The coup de théâtre of Morrison’s ending is too good to be given away. Suffice it that Sly is left a shivering victim of the indulgence of his fantasy. There’s delicious ambiguity in the characterisation, suggesting (at any rate to me) that Michelle Gomez is always the actress ‘playing’ the role of Sly’s fantasy (playing up to him, as it were). She affects a superb hauteur, her eyes telling us everything her body affects to deny. She’s a cat caught between wanting to purr in response to the thrill of Petruchio’s rough wooing, and striking out to retain her pride. The explosive physicality of their sparring is doubtless wish-fulfilment from both sides. Its vibrant intensity plays superbly against the hilarious dottiness of the commedia high jinks going on all around them, with Keir Charles’s Tranio and Sean Kearns’s Hortensio especially entertaining. This is as good a Taming as you’ll find, richly enjoyable and discovering more in the play than you’d ever suspect.

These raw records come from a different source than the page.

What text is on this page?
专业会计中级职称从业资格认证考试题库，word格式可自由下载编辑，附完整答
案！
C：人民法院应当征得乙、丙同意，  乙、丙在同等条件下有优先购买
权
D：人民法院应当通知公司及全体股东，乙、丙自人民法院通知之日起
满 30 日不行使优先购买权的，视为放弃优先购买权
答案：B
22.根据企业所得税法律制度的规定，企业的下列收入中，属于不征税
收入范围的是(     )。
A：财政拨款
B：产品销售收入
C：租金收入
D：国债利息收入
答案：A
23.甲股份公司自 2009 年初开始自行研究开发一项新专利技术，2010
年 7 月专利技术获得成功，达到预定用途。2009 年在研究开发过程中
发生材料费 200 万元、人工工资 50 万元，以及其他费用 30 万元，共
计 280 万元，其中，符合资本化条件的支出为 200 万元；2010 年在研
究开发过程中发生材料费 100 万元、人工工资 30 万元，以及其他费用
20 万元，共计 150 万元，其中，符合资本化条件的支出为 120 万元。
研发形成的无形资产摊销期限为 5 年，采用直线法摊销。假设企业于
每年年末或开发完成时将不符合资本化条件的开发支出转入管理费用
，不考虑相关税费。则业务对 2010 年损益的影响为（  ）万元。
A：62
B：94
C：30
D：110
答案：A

Hard to believe it’s this same ensemble that crashes out with The Merchant, showing what a mighty difference a director can make. With the possible exception of the stamping dances with which Tim Carroll begins and ends the play, he does nothing significant to thaw the chill at its core. Indeed, he’s so anxious to avoid exciting its burning issues that they simply fizzle out. It was only valiant efforts from the secondary characters that kept one awake.

Angus Wright’s Shylock is a stickthin figure in his three-piece city suit, all emotion internalised, all utterance within a narrow window of calmly rational discourse. There’s no amplitude to the character and even less humour, an essential ingredient in any Shylock, and indeed in the play as a whole. His insistence on the ‘pound of flesh’ is simply the expression of the hurts and wrongs he’s for too long suffered from the prodigal Christians. Anger at last erupts as he’s about to plunge his knife into the breast of the pinioned Antonio, then subsides as swiftly at his defeat. His acquiescence in his sentence to baptism and bankruptcy is that of a dead man walking. But then that’s pretty much what he’s been throughout the show.

This is a fatal devaluation of the dramatic conflict that should exist between Shylock and his unlovely antagonists. Antonio, their leader, looks and sounds as though he might owe his wealth to a string of garages. Why didn’t the contemporaneity crudely urged upon the piece by Carroll at least plump for making him a sub-prime speculator? In the interval everyone was talking about Portia’s figure-hugging gown, not a word about the lady herself; nor can there be much to say about Georgina Rich’s prosaic way with her magical verse. Nor about the failure to allow the power of music to cast its redemptive spell after the purgatorial experience of Shylock’s trial. But enough. This dismal production has little business on a Stratford stage.